In recent years, artificial intelligence has been gaining significance in various fields of life, and it might seem that before June 2020, when ChatGPT-3 was introduced, artificial intelligence did not exist. So how did it happen that Quarticon was created earlier than Open AI? Was there no AI before? Nothing could be further from the truth. The beginning of the 21st century marked the start of data analytics-based AI. Although both types of AI are advanced, they differ in their operation and applications, the former existed long before Open AI was established.
Data Analytics-Based AI (also known as Predictive AI)
Data analytics-based AI, also known as Predictive AI, focuses on analyzing historical data to forecast future events. This is the area where Quarticon operates. It uses advanced statistical algorithms and machine learning models to predict trends, patterns, and behaviors based on available information.
Key Features of Predictive AI
Data Analysis – processes and analyzes vast amounts of data from various sources, such as sales data, demographic data, or social media.
Statistics and Modeling – relies on mathematical models that learn from data to generate predictions.
Applications – in marketing, risk management, demand forecasting, or medical diagnostics.
For example, Predictive AI can help companies determine which products will be popular in the coming months, allowing for better resource planning and sales strategies. In medicine, it aids in identifying diseases based on medical data analysis. Algorithms can assess symptoms, lab test results, and a patient’s medical history, increasing diagnostic accuracy. Detecting cancers in early stages through medical image analysis. Predicting the risk of heart disease based on demographic data and patients’ lifestyle.
Generative AI
On the other hand, Generative AI is a type of artificial intelligence capable of creating new content, including texts, images, sounds, or other forms of data. Models of this type include systems like GPT – Generative Pre-trained Transformer. It is a type of artificial intelligence model designed to generate text in a natural and contextual manner.
Generative refers to the model’s ability to create new content based on provided data. Generative models can produce texts, images, or other forms of data, and their use includes writing articles, generating dialogues, or creating creative content.
Pre-trained means that the GPT model is first trained on vast datasets of text before being tailored for specific tasks. This process allows it to understand context, grammar, general knowledge, and language patterns. As a result, it can generate texts that are coherent and meaningful.
Transformer is a model architecture that revolutionized natural language processing. Unlike earlier models based on recurrent neural networks (RNN), the Transformer architecture allows for parallel data processing and better capturing of context in longer text sequences. A key element of this architecture is the attention mechanism, which enables the model to focus on different parts of the text during processing.
An important feature of Generative AI is interactivity – it allows users to interact in real-time, increasing engagement and personalization of experiences. Generative AI, such as ChatGPT, can conduct conversations, answer questions, and even create stories and articles, making it extremely useful in many industries.
Why Was Quarticon (Predictive AI) Created Before Open AI (Generative AI)?
Data analytics-based AI was the foundation of earlier AI solutions because it focuses on specific, measurable data analysis. In the 1970s and 1980s, machine learning theories began to develop, which became the basis for more advanced pAI techniques. Algorithms such as linear regression and decision trees began their careers in data analysis.

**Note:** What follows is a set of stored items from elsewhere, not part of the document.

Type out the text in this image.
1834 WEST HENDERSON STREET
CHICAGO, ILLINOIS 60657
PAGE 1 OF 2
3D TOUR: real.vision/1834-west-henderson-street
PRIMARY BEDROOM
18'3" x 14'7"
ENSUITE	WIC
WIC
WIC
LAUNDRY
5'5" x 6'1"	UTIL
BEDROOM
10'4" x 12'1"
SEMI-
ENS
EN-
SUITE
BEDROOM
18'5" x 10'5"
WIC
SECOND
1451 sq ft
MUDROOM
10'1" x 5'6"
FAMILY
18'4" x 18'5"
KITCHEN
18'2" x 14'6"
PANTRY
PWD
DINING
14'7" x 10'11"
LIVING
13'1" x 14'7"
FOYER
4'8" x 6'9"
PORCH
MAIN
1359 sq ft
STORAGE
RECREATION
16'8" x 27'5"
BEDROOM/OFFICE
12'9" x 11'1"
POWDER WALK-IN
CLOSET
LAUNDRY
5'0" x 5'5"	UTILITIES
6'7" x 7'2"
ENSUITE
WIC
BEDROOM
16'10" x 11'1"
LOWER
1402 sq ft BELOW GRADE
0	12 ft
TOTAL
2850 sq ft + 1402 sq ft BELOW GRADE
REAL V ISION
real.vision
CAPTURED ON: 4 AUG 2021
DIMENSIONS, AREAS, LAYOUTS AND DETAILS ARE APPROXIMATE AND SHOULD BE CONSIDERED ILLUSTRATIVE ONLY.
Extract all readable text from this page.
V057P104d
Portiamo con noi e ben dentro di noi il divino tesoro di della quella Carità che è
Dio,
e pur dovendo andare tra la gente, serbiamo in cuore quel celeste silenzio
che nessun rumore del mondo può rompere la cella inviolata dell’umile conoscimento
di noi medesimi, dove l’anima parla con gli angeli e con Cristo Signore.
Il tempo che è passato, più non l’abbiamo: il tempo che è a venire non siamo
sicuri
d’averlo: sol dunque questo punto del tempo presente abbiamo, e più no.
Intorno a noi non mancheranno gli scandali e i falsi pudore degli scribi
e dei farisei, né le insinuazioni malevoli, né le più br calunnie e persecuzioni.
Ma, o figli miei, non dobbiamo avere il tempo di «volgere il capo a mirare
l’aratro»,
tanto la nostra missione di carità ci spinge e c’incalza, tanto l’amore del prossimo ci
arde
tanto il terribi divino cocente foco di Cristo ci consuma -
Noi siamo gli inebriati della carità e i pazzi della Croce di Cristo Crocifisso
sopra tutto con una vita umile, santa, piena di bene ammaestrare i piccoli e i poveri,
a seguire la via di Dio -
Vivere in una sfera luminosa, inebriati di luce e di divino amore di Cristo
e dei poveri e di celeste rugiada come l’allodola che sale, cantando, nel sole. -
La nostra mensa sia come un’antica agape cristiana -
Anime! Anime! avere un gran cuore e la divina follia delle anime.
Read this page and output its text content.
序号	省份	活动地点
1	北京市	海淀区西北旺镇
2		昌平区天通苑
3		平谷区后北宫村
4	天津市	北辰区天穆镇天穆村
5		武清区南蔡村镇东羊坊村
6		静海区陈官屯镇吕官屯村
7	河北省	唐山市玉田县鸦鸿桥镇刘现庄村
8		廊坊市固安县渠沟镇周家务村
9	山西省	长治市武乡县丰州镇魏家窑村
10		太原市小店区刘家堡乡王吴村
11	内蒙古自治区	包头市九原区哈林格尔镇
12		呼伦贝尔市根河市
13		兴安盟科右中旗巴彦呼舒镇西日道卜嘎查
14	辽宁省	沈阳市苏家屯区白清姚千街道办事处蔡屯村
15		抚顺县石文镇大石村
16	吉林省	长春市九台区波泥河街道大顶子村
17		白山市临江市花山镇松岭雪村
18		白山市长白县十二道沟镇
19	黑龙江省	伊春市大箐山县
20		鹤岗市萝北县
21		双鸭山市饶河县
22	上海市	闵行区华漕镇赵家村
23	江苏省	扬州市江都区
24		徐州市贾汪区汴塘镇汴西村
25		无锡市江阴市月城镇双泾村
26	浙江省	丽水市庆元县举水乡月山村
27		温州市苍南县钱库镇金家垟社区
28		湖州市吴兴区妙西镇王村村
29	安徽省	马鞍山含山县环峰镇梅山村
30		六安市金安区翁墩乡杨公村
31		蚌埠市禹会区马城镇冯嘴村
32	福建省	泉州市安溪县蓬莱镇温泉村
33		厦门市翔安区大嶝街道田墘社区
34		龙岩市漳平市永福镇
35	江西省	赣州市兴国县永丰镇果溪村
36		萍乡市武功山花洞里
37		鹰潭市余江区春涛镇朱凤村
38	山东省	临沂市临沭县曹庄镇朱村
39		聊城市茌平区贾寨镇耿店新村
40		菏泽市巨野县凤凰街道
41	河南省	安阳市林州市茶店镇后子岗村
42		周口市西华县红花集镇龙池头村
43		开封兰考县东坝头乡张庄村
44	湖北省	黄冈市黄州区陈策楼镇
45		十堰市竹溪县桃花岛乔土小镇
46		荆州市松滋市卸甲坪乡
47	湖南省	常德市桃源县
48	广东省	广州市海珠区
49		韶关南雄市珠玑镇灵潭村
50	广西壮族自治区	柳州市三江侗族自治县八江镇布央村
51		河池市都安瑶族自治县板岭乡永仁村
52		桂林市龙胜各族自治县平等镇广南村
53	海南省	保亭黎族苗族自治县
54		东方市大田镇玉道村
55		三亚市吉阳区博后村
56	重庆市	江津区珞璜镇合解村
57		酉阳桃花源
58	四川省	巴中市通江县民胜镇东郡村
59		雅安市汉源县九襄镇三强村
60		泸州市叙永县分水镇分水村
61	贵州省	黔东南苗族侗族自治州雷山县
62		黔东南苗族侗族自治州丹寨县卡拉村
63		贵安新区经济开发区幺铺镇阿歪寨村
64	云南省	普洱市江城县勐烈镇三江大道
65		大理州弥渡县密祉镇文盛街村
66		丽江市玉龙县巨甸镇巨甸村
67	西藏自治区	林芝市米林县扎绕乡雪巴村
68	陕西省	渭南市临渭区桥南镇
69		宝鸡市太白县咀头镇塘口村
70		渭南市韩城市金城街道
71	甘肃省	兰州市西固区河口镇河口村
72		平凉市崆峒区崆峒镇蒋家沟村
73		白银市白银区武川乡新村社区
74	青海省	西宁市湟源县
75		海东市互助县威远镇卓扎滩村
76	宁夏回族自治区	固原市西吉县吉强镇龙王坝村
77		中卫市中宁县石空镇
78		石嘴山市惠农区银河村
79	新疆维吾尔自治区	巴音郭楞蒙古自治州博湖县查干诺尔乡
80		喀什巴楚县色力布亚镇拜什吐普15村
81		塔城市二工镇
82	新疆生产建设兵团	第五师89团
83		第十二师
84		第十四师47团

The boom in information technology and data collection systems in the 2000s made access to vast datasets commonplace. This enabled more complex analyses and the application of algorithms, significantly increasing the effectiveness of pAI.
As data became more accessible and complex, the need for analytical tools grew. Predictive AI helped organizations better understand customer behavior and make informed decisions. In the last decade, pAI began to be widely used in various sectors, such as marketing, finance, healthcare, or retail. Companies started implementing pAI-based solutions to better predict customer behavior, optimize resources, and manage risk. Quarticon was then established in 2010, introducing the famous AI-based product recommendations in Poland and throughout Central and Eastern Europe.
On the other hand, Generative AI, while having the potential to transform interaction with technology, developed based on earlier achievements in data analytics. A breakthrough moment in gAI development was the introduction of Generative Adversarial Networks (GAN) by Ian Goodfellow in 2014. In subsequent years (2018+), models based on the Transformer architecture, such as GPT (Generative Pre-trained Transformer), were created, revolutionizing text generation.
Quarticon, in turn, uses NLP language models (natural language processing) in its AI search engine. It was developed in 2019 as a tool used for indexing and searching large datasets in real-time. The search engine has become a popular choice for applications requiring fast searches and data analysis.
pAI and gAI – Two Different Fields That Together Form Artificial Intelligence
Data Analytics-Based AI and Generative AI are two different but extremely important branches of artificial intelligence. Both have their place in the modern world of technology and business. However, it should be remembered that generative AI is just a very convenient interface between the user and public internet resources.
Generative AI alone will not diagnose a disease, adjust medication doses based on patient genomics, conduct epidemic trend analysis and predict the development of infectious diseases, detect cardiological problems based on heart monitoring, and in more mundane applications – it will not detect behavior patterns between products and users and will not recommend accurate products. Generative AI needs predictive AI to return smart answers.